Rok 1976, letnia Oaza Żywego Kościoła. Ochotnica Górna, setka ludzi w dwóch oazach. Dzień wspólnoty na Błyszczu - to o całą długość Ochotnicy, na drugim brzegu Dunajca. Prawie 20 km i tyleż z powrotem. Koło tysiąca oazowiczów dotarło na miejsce. Zawiązanie wspólnoty, dużo śpiewu, przygotowanie liturgii, Eucharystia i reszta programu (i koniki polne łaskoczące po łydkach, wszyscy fikali). Góry przy pięknej pogodzie, turystyczna eskapada, zmęczenie zmieszane z radością. Ktoś pije wodę z potoku, drugi wyśpiewuje słowa Psalmu 110 o Mesjaszu pijącym wodę ze strumyka. Pielgrzymka? Bez wątpienia pielgrzymka stanowiąca część wielkiej pielgrzymki, i to niejednej, tego samego dnia w całej Polsce.
I ostatnia ilustracja. Koniec lat 80. Autokarem marki Ikarus ponad 40 osób w drodze do Lourdes. Po drodze i tam, i inną drogą z powrotem, stacje w miejscach szczególnego kultu religijnego. Dla przykładu: Banneux, Paryż, Nevers, Ars, Flüeli, Bardo Śląskie... Przedsięwzięcie przedziwne, bo musiało uwzględnić ogromną wtedy różnicę wartości polskiej złotówki i walut zachodnich. Czas przejazdu wypełniony był także codzienną nauką rekolekcyjną i wspólnym Różańcem. No i każdego dnia Msza św. w kolejnym sanktuarium. Trzytygodniowe rekolekcje, równocześnie pielgrzymka. Ale nie brakowało elementu turystycznego, bardzo zresztą ciekawego.

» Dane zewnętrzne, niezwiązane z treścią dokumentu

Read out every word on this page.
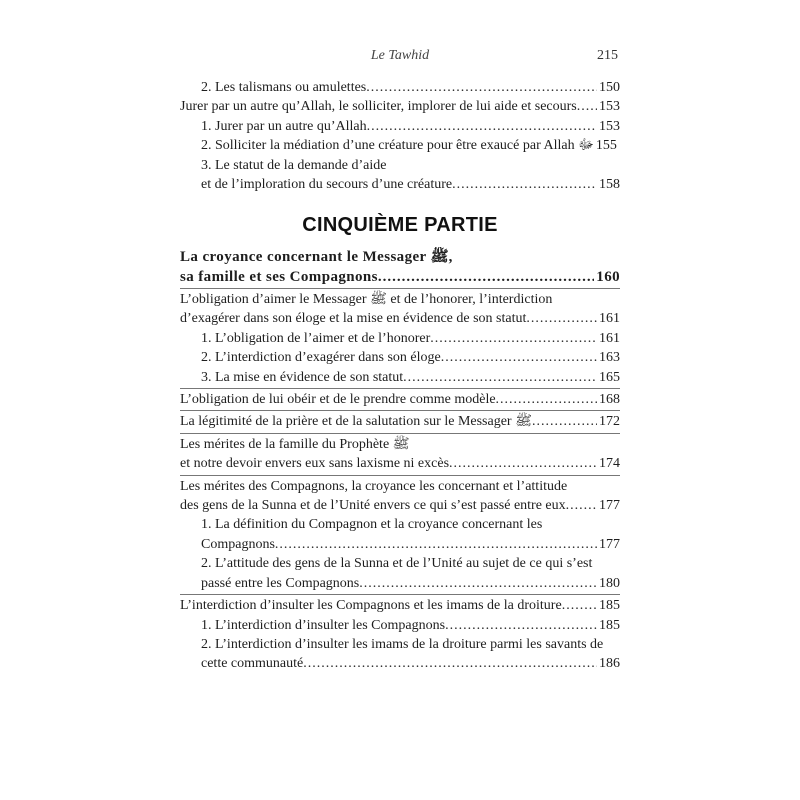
Le Tawhid	215
2. Les talismans ou amulettes .....	150
Jurer par un autre qu’Allah, le solliciter, implorer de lui aide et secours ..... 153
1. Jurer par un autre qu’Allah .....	153
2. Solliciter la médiation d’une créature pour être exaucé par Allah ﷻ 155
3. Le statut de la demande d’aide
et de l’imploration du secours d’une créature .....	158
CINQUIÈME PARTIE
La croyance concernant le Messager ﷺ,
sa famille et ses Compagnons .....	160
L’obligation d’aimer le Messager ﷺ et de l’honorer, l’interdiction
d’exagérer dans son éloge et la mise en évidence de son statut .....	161
1. L’obligation de l’aimer et de l’honorer .....	161
2. L’interdiction d’exagérer dans son éloge .....	163
3. La mise en évidence de son statut .....	165
L’obligation de lui obéir et de le prendre comme modèle .....	168
La légitimité de la prière et de la salutation sur le Messager ﷺ .....	172
Les mérites de la famille du Prophète ﷺ
et notre devoir envers eux sans laxisme ni excès .....	174
Les mérites des Compagnons, la croyance les concernant et l’attitude
des gens de la Sunna et de l’Unité envers ce qui s’est passé entre eux ..... 177
1. La définition du Compagnon et la croyance concernant les
Compagnons .....	177
2. L’attitude des gens de la Sunna et de l’Unité au sujet de ce qui s’est
passé entre les Compagnons .....	180
L’interdiction d’insulter les Compagnons et les imams de la droiture .....	185
1. L’interdiction d’insulter les Compagnons .....	185
2. L’interdiction d’insulter les imams de la droiture parmi les savants de
cette communauté .....	186
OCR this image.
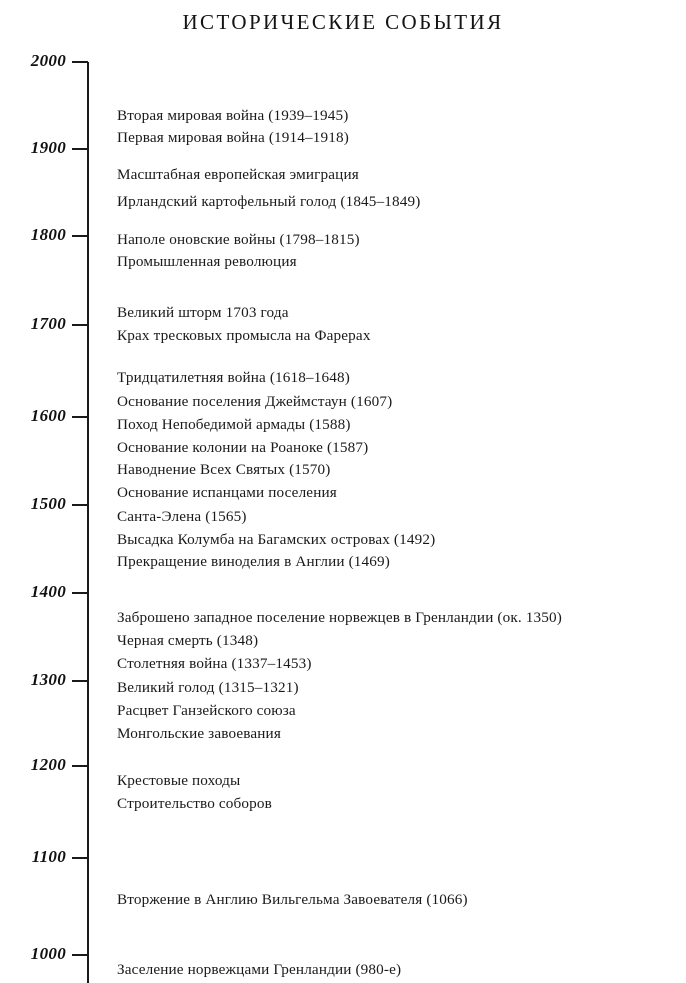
ИСТОРИЧЕСКИЕ СОБЫТИЯ
2000
1900
1800
1700
1600
1500
1400
1300
1200
1100
1000
Вторая мировая война (1939–1945)
Первая мировая война (1914–1918)
Масштабная европейская эмиграция
Ирландский картофельный голод (1845–1849)
Наполе оновские войны (1798–1815)
Промышленная революция
Великий шторм 1703 года
Крах тресковых промысла на Фарерах
Тридцатилетняя война (1618–1648)
Основание поселения Джеймстаун (1607)
Поход Непобедимой армады (1588)
Основание колонии на Роаноке (1587)
Наводнение Всех Святых (1570)
Основание испанцами поселения
Санта-Элена (1565)
Высадка Колумба на Багамских островах (1492)
Прекращение виноделия в Англии (1469)
Заброшено западное поселение норвежцев в Гренландии (ок. 1350)
Черная смерть (1348)
Столетняя война (1337–1453)
Великий голод (1315–1321)
Расцвет Ганзейского союза
Монгольские завоевания
Крестовые походы
Строительство соборов
Вторжение в Англию Вильгельма Завоевателя (1066)
Заселение норвежцами Гренландии (980-е)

Czy to była pielgrzymka? - pytałem na początku. Co jest atrybutem pielgrzymki? Droga, a właściwie jej pokonywanie. Sposoby nieważne - od własnych nóg po samolot. Miałem taką koszulkę od franciszkanów z nadrukiem: "Życie jest pielgrzymowaniem", do tego pielgrzym w habicie, z węzełkiem na kiju. Już mi się skończyła, choć ciągle jestem w drodze.
Ta pielgrzymia droga, wędrówka, może nawet włóczęga ma swój pierwszoplanowy cel wynikający z wiary i pobożności. Bywa męcząca, czasem kosztowna, czasem bez większych nakładów. Czy ryzykowna? Nie więcej niż każdy inny sposób podróżowania. Dlatego komentarze typu: "Jechali do Medjugorje, a Matka Boska ich nie ochroniła" nie pasują do tematu.

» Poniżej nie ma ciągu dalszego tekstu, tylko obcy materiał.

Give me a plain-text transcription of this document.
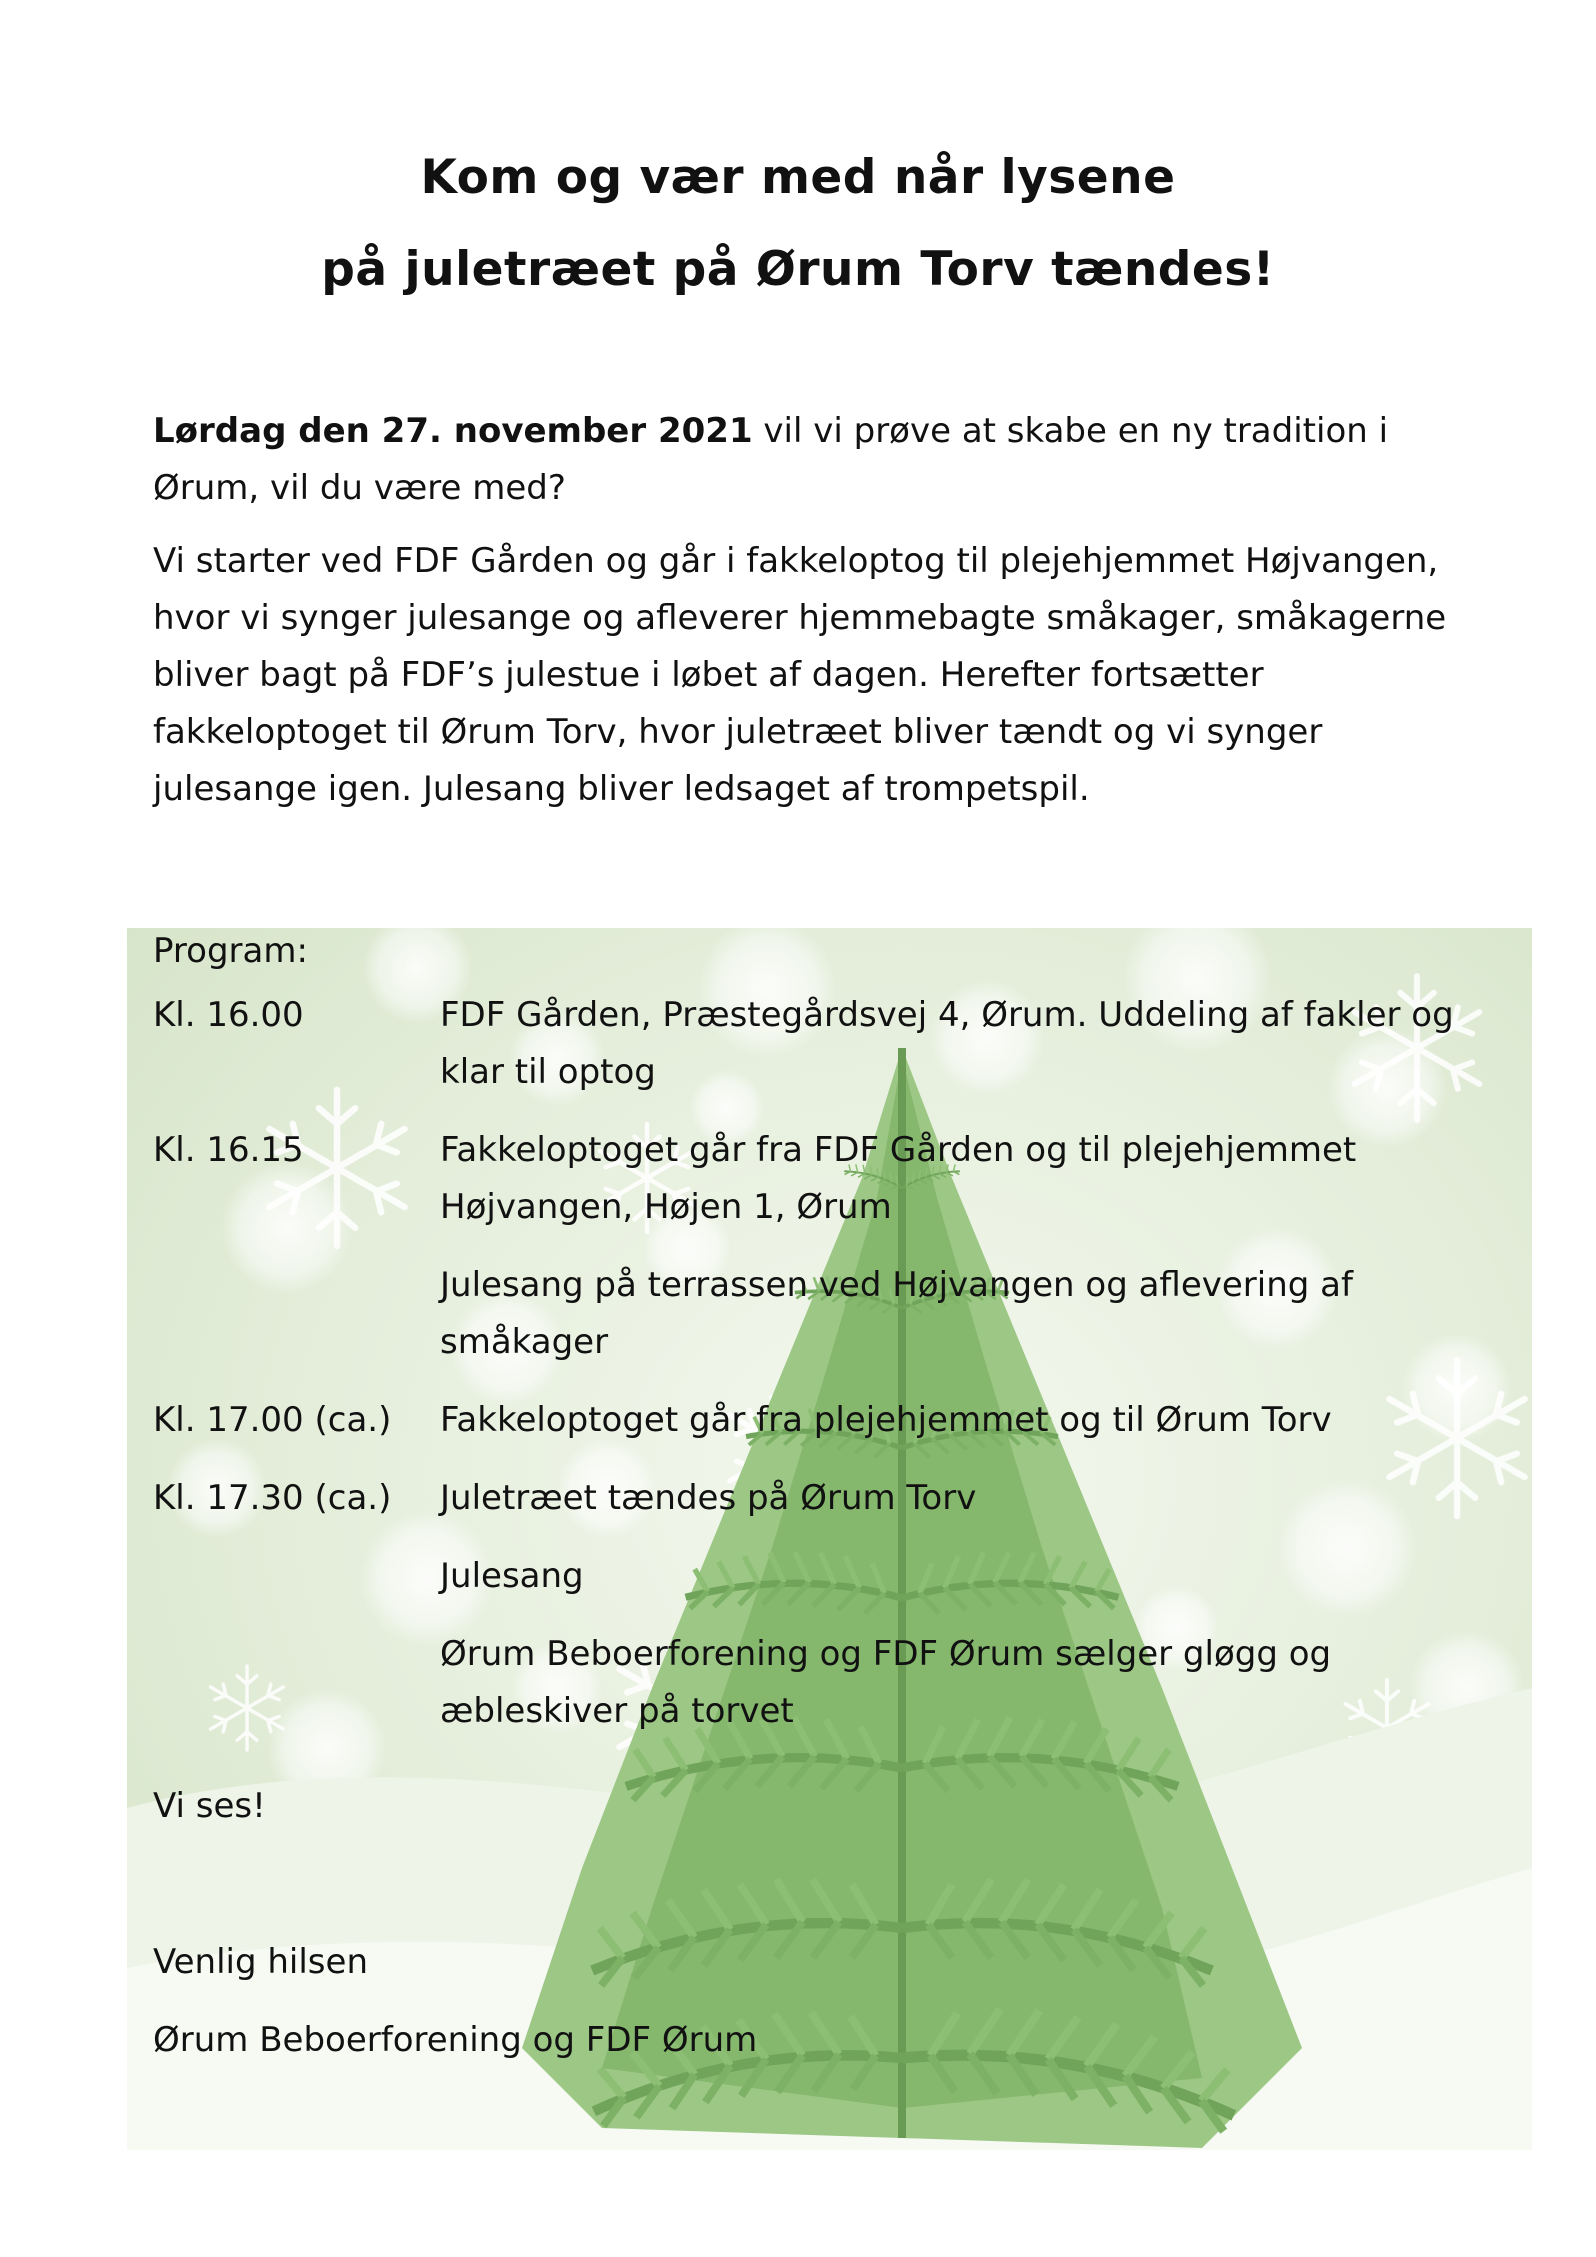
Kom og vær med når lysene
på juletræet på Ørum Torv tændes!

Lørdag den 27. november 2021 vil vi prøve at skabe en ny tradition i Ørum, vil du være med?

Vi starter ved FDF Gården og går i fakkeloptog til plejehjemmet Højvangen, hvor vi synger julesange og afleverer hjemmebagte småkager, småkagerne bliver bagt på FDF’s julestue i løbet af dagen. Herefter fortsætter fakkeloptoget til Ørum Torv, hvor juletræet bliver tændt og vi synger julesange igen. Julesang bliver ledsaget af trompetspil.

Program:
Kl. 16.00	FDF Gården, Præstegårdsvej 4, Ørum. Uddeling af fakler og klar til optog
Kl. 16.15	Fakkeloptoget går fra FDF Gården og til plejehjemmet Højvangen, Højen 1, Ørum
Julesang på terrassen ved Højvangen og aflevering af småkager
Kl. 17.00 (ca.)	Fakkeloptoget går fra plejehjemmet og til Ørum Torv
Kl. 17.30 (ca.)	Juletræet tændes på Ørum Torv
Julesang
Ørum Beboerforening og FDF Ørum sælger gløgg og æbleskiver på torvet
Vi ses!
Venlig hilsen
Ørum Beboerforening og FDF Ørum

A łączenie celu religijnego z turystycznym, historycznym, krajoznawczym? Od najdawniejszych czasów tak było. Zresztą popatrzmy, jak wiele miejsc na duchowej, religijnej mapie naszych krajów stanowią dawne opactwa cystersów, kartuzów, benedyktynów i innych zakonów. A ich położenie i wkomponowanie w krajobraz, w lokalny ekosystem, w komunikacyjne i przemysłowe wykorzystanie rzek oraz naturalnych bogactw mineralnych! Tym bardziej warte jest nawiedzanie tych miejsc i łączenie - jak było już przed wiekami - bogactwa wiary z bogactwem materialnego i pięknego świata. Warto zauważyć, że ta prawidłowość dotyczy nie tylko świata tradycji chrześcijańskiej, ale także innych - zwłaszcza azjatyckich i dalekowschodnich.

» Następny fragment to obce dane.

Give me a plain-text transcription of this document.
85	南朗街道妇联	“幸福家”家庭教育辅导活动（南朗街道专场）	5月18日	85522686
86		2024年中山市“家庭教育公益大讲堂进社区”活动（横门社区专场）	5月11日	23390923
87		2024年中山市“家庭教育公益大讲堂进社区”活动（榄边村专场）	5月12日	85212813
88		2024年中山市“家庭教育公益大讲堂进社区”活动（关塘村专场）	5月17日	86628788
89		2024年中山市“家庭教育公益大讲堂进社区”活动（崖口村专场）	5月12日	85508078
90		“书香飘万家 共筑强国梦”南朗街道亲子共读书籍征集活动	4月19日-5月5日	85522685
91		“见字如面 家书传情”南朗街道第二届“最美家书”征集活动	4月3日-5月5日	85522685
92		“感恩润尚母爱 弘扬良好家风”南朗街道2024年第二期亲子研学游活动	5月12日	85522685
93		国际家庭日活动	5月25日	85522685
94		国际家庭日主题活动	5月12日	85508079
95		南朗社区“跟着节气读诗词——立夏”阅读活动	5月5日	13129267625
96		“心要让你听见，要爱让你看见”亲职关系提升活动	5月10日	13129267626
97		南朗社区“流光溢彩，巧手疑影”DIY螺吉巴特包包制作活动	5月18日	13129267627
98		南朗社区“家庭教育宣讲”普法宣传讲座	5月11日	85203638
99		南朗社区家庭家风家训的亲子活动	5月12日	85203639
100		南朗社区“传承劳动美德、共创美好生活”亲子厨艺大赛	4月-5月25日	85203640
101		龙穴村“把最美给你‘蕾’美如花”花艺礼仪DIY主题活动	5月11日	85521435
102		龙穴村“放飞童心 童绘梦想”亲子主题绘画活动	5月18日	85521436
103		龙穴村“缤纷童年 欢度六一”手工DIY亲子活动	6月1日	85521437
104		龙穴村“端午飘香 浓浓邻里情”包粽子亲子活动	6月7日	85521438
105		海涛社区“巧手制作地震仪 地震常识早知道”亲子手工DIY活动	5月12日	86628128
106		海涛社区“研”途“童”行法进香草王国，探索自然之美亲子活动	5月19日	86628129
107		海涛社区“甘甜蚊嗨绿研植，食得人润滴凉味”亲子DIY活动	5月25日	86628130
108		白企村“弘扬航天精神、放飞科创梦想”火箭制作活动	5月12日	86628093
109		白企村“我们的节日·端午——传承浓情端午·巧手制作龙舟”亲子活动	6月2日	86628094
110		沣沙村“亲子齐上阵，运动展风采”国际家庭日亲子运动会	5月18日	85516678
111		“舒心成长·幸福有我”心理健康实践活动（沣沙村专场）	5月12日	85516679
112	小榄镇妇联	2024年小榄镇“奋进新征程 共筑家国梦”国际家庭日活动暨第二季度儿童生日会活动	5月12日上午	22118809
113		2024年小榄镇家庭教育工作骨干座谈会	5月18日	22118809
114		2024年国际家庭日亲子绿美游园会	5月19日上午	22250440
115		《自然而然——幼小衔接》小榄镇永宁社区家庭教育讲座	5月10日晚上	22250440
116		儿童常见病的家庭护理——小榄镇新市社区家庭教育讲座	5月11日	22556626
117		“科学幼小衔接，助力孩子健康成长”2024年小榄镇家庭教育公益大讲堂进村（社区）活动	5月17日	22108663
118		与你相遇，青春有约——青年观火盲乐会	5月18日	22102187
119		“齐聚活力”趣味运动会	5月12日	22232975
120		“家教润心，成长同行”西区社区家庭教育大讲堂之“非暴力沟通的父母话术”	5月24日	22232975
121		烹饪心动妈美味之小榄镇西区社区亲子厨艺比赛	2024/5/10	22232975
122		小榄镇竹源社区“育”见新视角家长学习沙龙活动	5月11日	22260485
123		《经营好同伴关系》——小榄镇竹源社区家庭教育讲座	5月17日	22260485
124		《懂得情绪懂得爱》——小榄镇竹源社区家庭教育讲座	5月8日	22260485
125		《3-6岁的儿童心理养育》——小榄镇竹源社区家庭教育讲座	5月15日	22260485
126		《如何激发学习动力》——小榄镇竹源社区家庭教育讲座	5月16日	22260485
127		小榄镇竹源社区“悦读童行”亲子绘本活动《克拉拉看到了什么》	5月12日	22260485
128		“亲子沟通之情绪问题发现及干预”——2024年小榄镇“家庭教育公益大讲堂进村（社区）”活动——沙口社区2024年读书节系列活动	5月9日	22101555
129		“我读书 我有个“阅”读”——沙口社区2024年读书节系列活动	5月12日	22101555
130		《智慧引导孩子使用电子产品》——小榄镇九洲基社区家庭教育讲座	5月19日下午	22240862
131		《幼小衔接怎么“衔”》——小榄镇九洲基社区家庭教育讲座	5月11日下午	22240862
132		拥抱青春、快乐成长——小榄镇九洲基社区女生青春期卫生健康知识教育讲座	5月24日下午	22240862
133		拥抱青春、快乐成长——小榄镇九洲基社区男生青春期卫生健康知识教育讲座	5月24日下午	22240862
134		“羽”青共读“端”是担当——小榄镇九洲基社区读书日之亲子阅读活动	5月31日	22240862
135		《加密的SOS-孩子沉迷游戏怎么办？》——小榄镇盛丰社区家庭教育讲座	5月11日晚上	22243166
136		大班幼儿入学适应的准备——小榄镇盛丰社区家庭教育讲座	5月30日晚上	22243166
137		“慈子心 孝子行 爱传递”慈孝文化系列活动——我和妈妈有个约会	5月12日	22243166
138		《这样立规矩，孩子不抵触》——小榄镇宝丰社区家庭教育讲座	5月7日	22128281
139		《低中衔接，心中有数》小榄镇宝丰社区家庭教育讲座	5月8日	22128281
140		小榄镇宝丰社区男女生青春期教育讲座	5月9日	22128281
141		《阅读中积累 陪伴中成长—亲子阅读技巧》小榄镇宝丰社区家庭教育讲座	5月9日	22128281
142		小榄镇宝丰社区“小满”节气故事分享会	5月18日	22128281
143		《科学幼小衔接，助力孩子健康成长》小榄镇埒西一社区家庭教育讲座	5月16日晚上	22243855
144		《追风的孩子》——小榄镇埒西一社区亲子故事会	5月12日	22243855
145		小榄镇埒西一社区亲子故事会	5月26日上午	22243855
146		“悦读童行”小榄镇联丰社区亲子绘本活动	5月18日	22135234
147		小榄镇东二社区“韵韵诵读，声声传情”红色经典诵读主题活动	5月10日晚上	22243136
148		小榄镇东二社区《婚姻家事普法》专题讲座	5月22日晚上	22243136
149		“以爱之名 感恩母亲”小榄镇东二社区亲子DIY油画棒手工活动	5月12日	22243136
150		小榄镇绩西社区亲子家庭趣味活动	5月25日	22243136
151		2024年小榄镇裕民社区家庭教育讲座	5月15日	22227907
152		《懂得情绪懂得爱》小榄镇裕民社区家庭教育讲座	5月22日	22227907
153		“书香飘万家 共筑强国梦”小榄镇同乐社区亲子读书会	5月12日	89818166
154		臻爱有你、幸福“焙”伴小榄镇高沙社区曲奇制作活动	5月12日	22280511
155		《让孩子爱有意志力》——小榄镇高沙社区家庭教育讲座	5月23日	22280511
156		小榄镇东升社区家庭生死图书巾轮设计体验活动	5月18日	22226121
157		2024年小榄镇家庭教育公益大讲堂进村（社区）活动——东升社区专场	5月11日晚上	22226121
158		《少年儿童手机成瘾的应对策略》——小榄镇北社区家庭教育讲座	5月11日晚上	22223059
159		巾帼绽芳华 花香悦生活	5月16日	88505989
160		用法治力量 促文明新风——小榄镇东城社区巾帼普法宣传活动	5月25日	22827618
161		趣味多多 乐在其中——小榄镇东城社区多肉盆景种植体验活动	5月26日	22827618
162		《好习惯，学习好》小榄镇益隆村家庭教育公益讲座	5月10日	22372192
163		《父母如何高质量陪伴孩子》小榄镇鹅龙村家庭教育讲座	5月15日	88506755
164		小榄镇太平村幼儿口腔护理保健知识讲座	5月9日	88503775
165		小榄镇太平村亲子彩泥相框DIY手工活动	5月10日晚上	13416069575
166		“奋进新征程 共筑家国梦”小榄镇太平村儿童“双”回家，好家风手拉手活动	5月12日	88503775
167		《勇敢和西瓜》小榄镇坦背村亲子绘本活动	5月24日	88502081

Nasuwa się pytanie całkiem inne. Pielgrzymkę tworzy większa bądź mniejsza grupa ludzi złączonych wiarą i podjętą wędrówką. Czy jednak za pielgrzymkę można uznać przedsięwzięcie jednego człowieka, samotnie wędrującego do celu, jaki - kierując się wiarą - obrał? Odpowiedź daje wielowiekowa tradycja, która samotną drogę na spotkanie z łaską za pielgrzymkę uważa. Tym bardziej wspólne wędrowanie ludzi, których łączą nie tylko wiara i cel wiarą wyznaczony, lecz także wzajemna pomoc w drodze, na miano pielgrzymki zasługuje.
Droga, czyli camino. To tradycja licząca sobie wiele stuleci, ożywająca ostatnimi czasy. Szlak złotą muszlą znaczony wiedzie z różnych zakątków Europy do sanktuarium św. Jakuba Apostoła w Compostela na zachodnim krańcu kontynentu. A cały ten bogaty obraz pielgrzymowania rodzi się z przekonania, że życie jest wędrówką, a na tej ziemi - pięknej i cudownej - stałego miejsca nie mamy. A i sobie wzajemnie potrzebni jesteśmy.
Ten felieton dedykuję wszystkim, którzy w tych dniach - a może już wcześniej czy dopiero za jakiś czas - trud pielgrzymowania do jasnogórskiego sanktuarium naszej Matki i Królowej podejmą. Pamiętajcie, aby sprzed Jej tronu gorętszą wiarę do domu zanieść, radość w swoich środowiskach rozniecić, świat lepszym uczynić.